La cerró de un portazo, haciendo que los cuadros de las paredes temblaran.
—¿Quieres explicarme qué demonios fue eso, Nicola? —espetó, señalándome con un dedo como si estuviera a punto de condenarme.
—¿Eso? —respondí, fingiendo estar confundido mientras me acomodaba en mi silla—. ¿A qué te refieres exactamente, amore mio?
Su ceja se arqueó de inmediato, una señal inequívoca de que no estaba para juegos.
—¡A la maldita zorra de tu difunta secretaria! —espetó, dando un paso decidido hacia el escritorio, su voz vibrando con resentimiento mientras subía apenas un tono—. ¡La encontré tomándose fotos contigo, como si fuera tu amante!
Levanté una mano, intentando calmarla, pero no pude evitar que una sonrisa ligera cruzara mi rostro.
—Amore, por favor. Sabes que no pasó nada. Esa zorra estaba loca, pero no es como si yo…
—¿Crees que no lo sé? —me interrumpió, acercándose aún más al escritorio—. Pero ahí estaba ella, manoseándote como si fuera tu amante...
—¿Y qué puedo hacer yo? —bromeé, llevándome una mano al pecho con un gesto exagerado—. Si soy demasiado irresistible.
Su mirada se endureció. La forma en que apretó su mandíbula me indicó que estaba a nada de saltarme a la yugular.

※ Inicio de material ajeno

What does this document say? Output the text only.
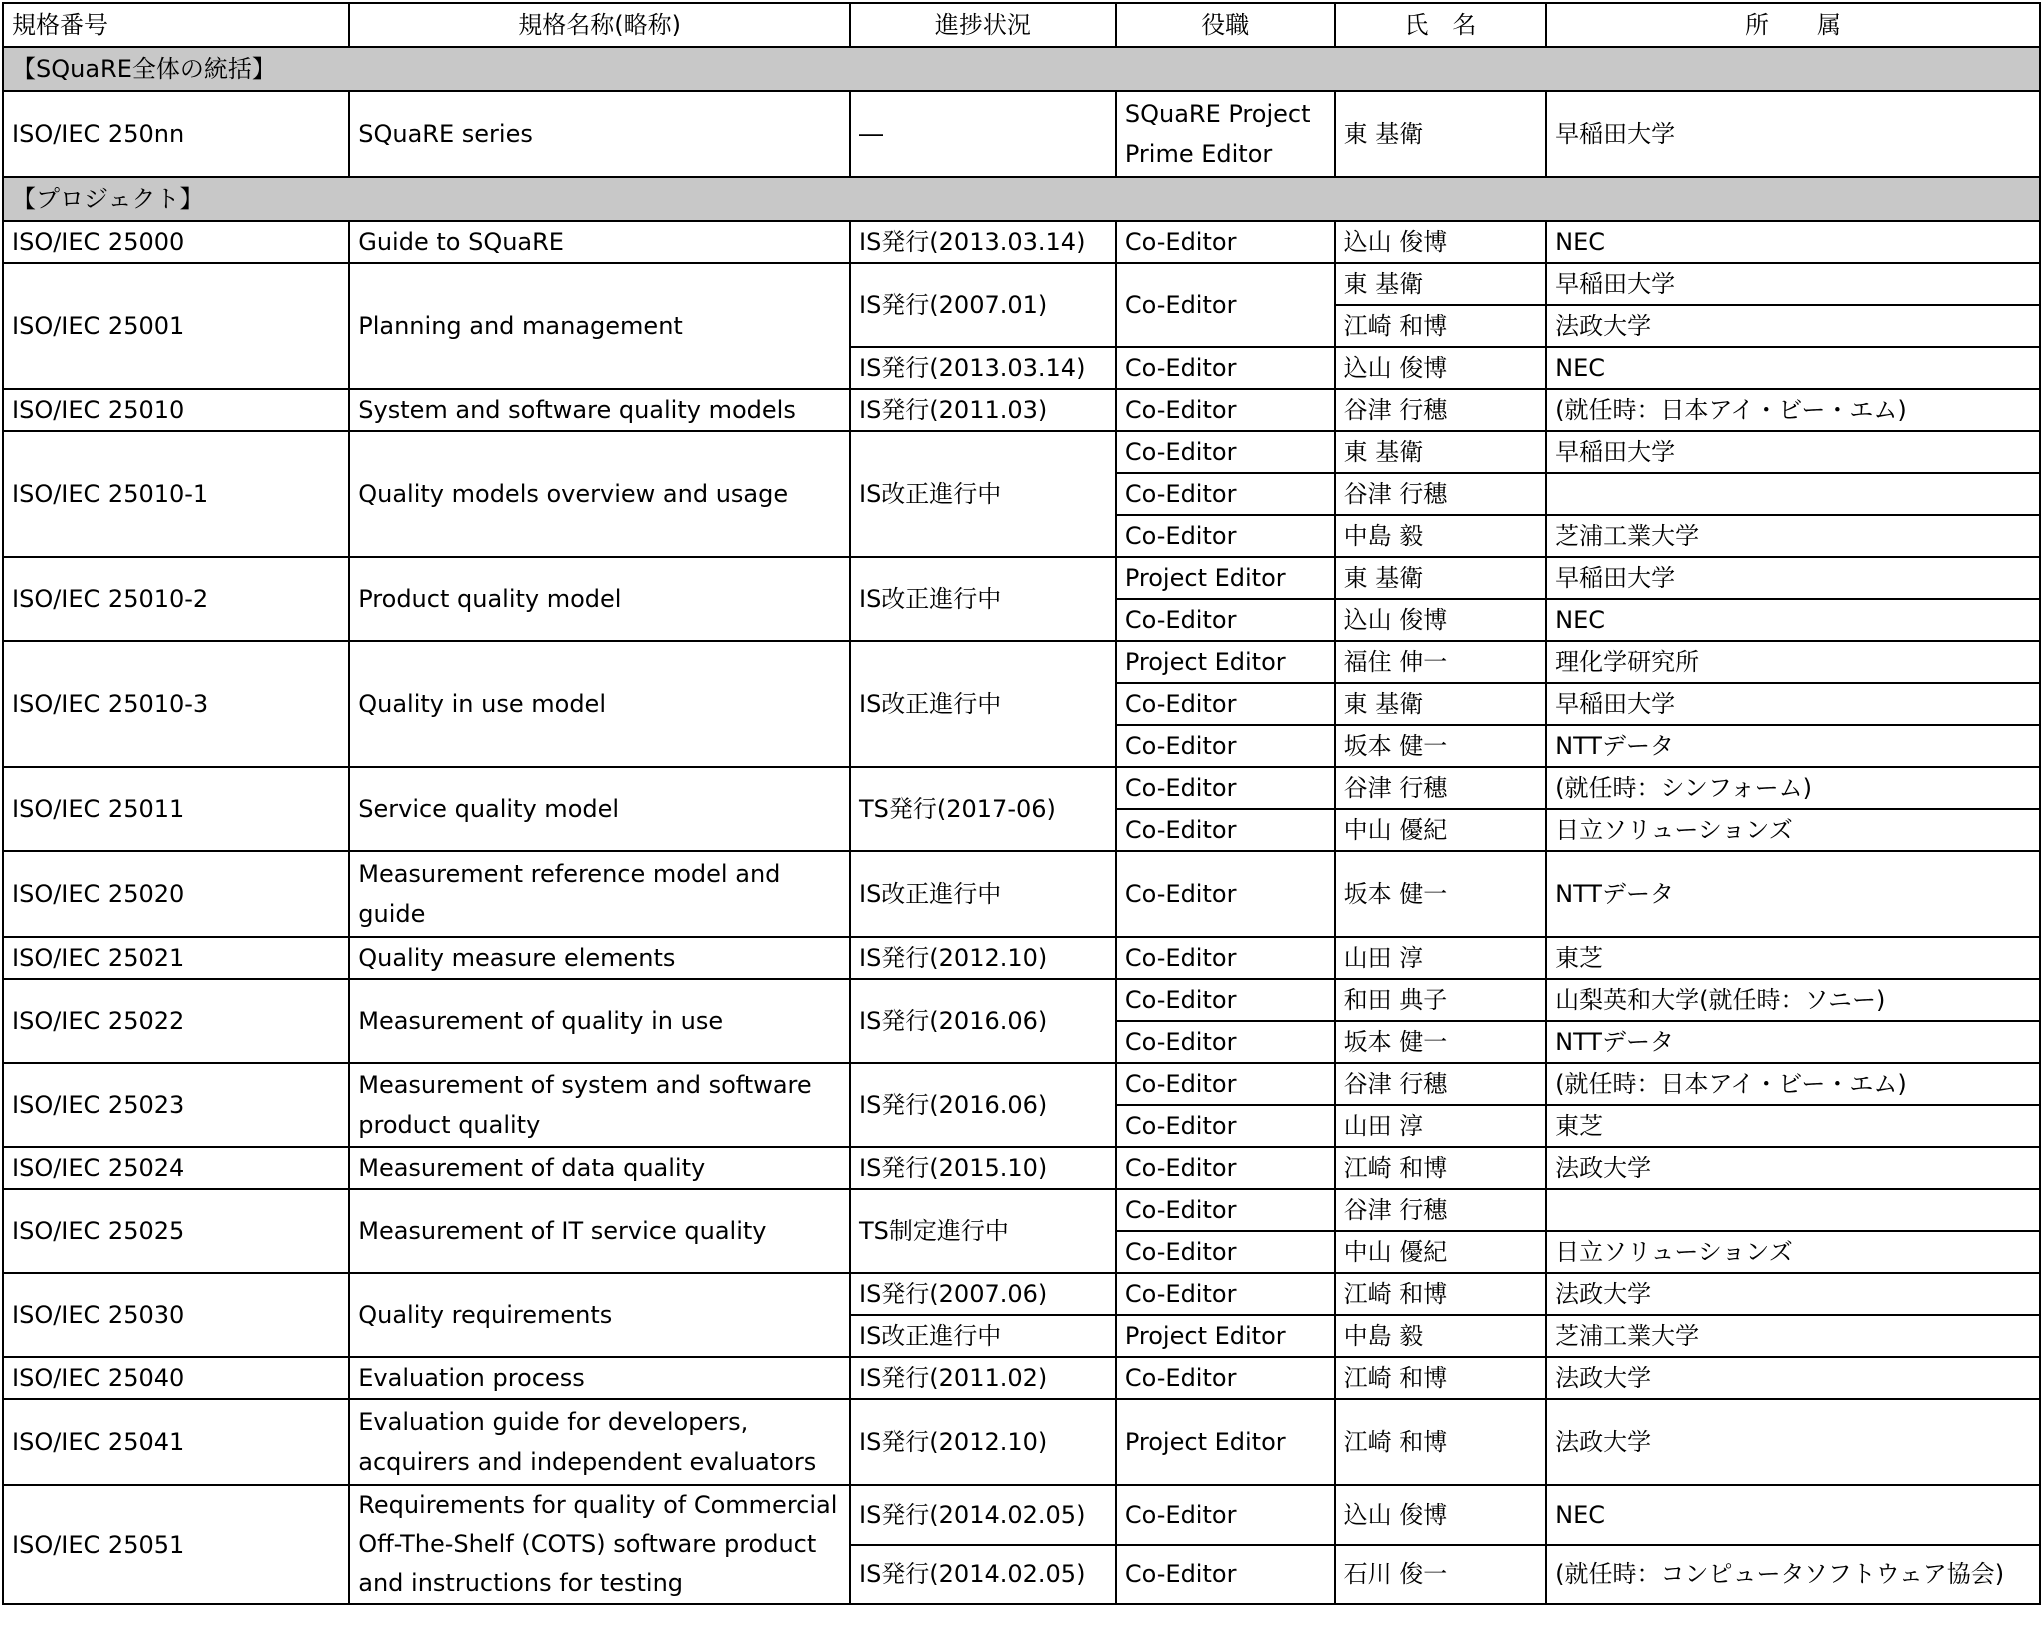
規格番号	規格名称(略称)	進捗状況	役職	氏　名	所　　属
【SQuaRE全体の統括】					
ISO/IEC 250nn	SQuaRE series	―	SQuaRE Project Prime Editor	東 基衛	早稲田大学
【プロジェクト】					
ISO/IEC 25000	Guide to SQuaRE	IS発行(2013.03.14)	Co-Editor	込山 俊博	NEC
ISO/IEC 25001	Planning and management	IS発行(2007.01)	Co-Editor	東 基衛	早稲田大学
				江崎 和博	法政大学
		IS発行(2013.03.14)	Co-Editor	込山 俊博	NEC
ISO/IEC 25010	System and software quality models	IS発行(2011.03)	Co-Editor	谷津 行穗	(就任時：日本アイ・ビー・エム)
ISO/IEC 25010-1	Quality models overview and usage	IS改正進行中	Co-Editor	東 基衛	早稲田大学
			Co-Editor	谷津 行穗	
			Co-Editor	中島 毅	芝浦工業大学
ISO/IEC 25010-2	Product quality model	IS改正進行中	Project Editor	東 基衛	早稲田大学
			Co-Editor	込山 俊博	NEC
ISO/IEC 25010-3	Quality in use model	IS改正進行中	Project Editor	福住 伸一	理化学研究所
			Co-Editor	東 基衛	早稲田大学
			Co-Editor	坂本 健一	NTTデータ
ISO/IEC 25011	Service quality model	TS発行(2017-06)	Co-Editor	谷津 行穗	(就任時：シンフォーム)
			Co-Editor	中山 優紀	日立ソリューションズ
ISO/IEC 25020	Measurement reference model and guide	IS改正進行中	Co-Editor	坂本 健一	NTTデータ
ISO/IEC 25021	Quality measure elements	IS発行(2012.10)	Co-Editor	山田 淳	東芝
ISO/IEC 25022	Measurement of quality in use	IS発行(2016.06)	Co-Editor	和田 典子	山梨英和大学(就任時：ソニー)
			Co-Editor	坂本 健一	NTTデータ
ISO/IEC 25023	Measurement of system and software product quality	IS発行(2016.06)	Co-Editor	谷津 行穗	(就任時：日本アイ・ビー・エム)
			Co-Editor	山田 淳	東芝
ISO/IEC 25024	Measurement of data quality	IS発行(2015.10)	Co-Editor	江崎 和博	法政大学
ISO/IEC 25025	Measurement of IT service quality	TS制定進行中	Co-Editor	谷津 行穗	
			Co-Editor	中山 優紀	日立ソリューションズ
ISO/IEC 25030	Quality requirements	IS発行(2007.06)	Co-Editor	江崎 和博	法政大学
		IS改正進行中	Project Editor	中島 毅	芝浦工業大学
ISO/IEC 25040	Evaluation process	IS発行(2011.02)	Co-Editor	江崎 和博	法政大学
ISO/IEC 25041	Evaluation guide for developers, acquirers and independent evaluators	IS発行(2012.10)	Project Editor	江崎 和博	法政大学
ISO/IEC 25051	Requirements for quality of Commercial Off-The-Shelf (COTS) software product and instructions for testing	IS発行(2014.02.05)	Co-Editor	込山 俊博	NEC
		IS発行(2014.02.05)	Co-Editor	石川 俊一	(就任時：コンピュータソフトウェア協会)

—Irresistible —repitió, con un tono cargado de sarcasmo. Apoyó ambas manos en el escritorio—. Nicola, te juro que si sigues diciendo estupideces, voy a…
—¿Qué vas a hacer? —La interrumpí con un tono suave—. ¿Vas a dispararme? —dije, pero primero protegí mis bolas con disimulo.
Apretó sus labios y sus ojos ardieron con furia.
—¿Eso quieres?
—Depende... —me recosté en mi silla, dejando que mi sonrisa se hiciera más pronunciada—. ¿Serías tan amable de no apuntar a la cabeza? Sabes que a Vittoria le gusta mi cara —añadí, sin descuidar mis partes nobles.
Rodeó el escritorio y se detuvo justo frente a mí, sus ojos fijos en los míos.
—Eres un imbécil, Nicola.
—Tal vez —respondí, encogiéndome de hombros—. Pero soy tu imbécil.
Soltó un bufido, y se acercó más. Por un momento, pensé que realmente iba a matarme.
—¿Crees que esto es divertido?
Ese tono... solo ella podía hacerlo sonar amenazante y excitante al mismo tiempo.
—Solo un poco —admití—. ¿Tú no?
Con un movimiento rápido, me aferré a su cintura y tiré de ella para sentarla en mi regazo.
—Pero, ¿qué haces?
—Calmarte —respondí besando su cuello.
—¿Crees que esto va a hacer que me olvide de lo que ví?
—No. —seguí besándola, bajando una mano hasta su muslo—. Pero creo que es un buen comienzo...
Ella entreabrió las piernas, dejándome explorarla por encima de la ropa.
—Eres un idiota —murmuró, aunque su tono carecía de firmeza.
En un maldito descuido tomo mis pelotas y las apretó con fuerza.
—Amore no se te olvidé que la única que puede tocarte soy yo...
—Tú eres mi reina —respondí, mientras intentaba recuperar el aliento.
Poco a poco su agarre fue cediendo y aunque mis testículos estaban adoloridos, no me daría por vencido.
Metí mi mano en sus pantalones.
—¿Estamos en paz?
Ella negó con la cabeza, aunque vi cómo sus labios se curvaban apenas en una sonrisa.
—Ni siquiera cerca.
—Entonces tendré que esforzarme un poco más —dije, haciendo que mis dedos se hundieran en su interior.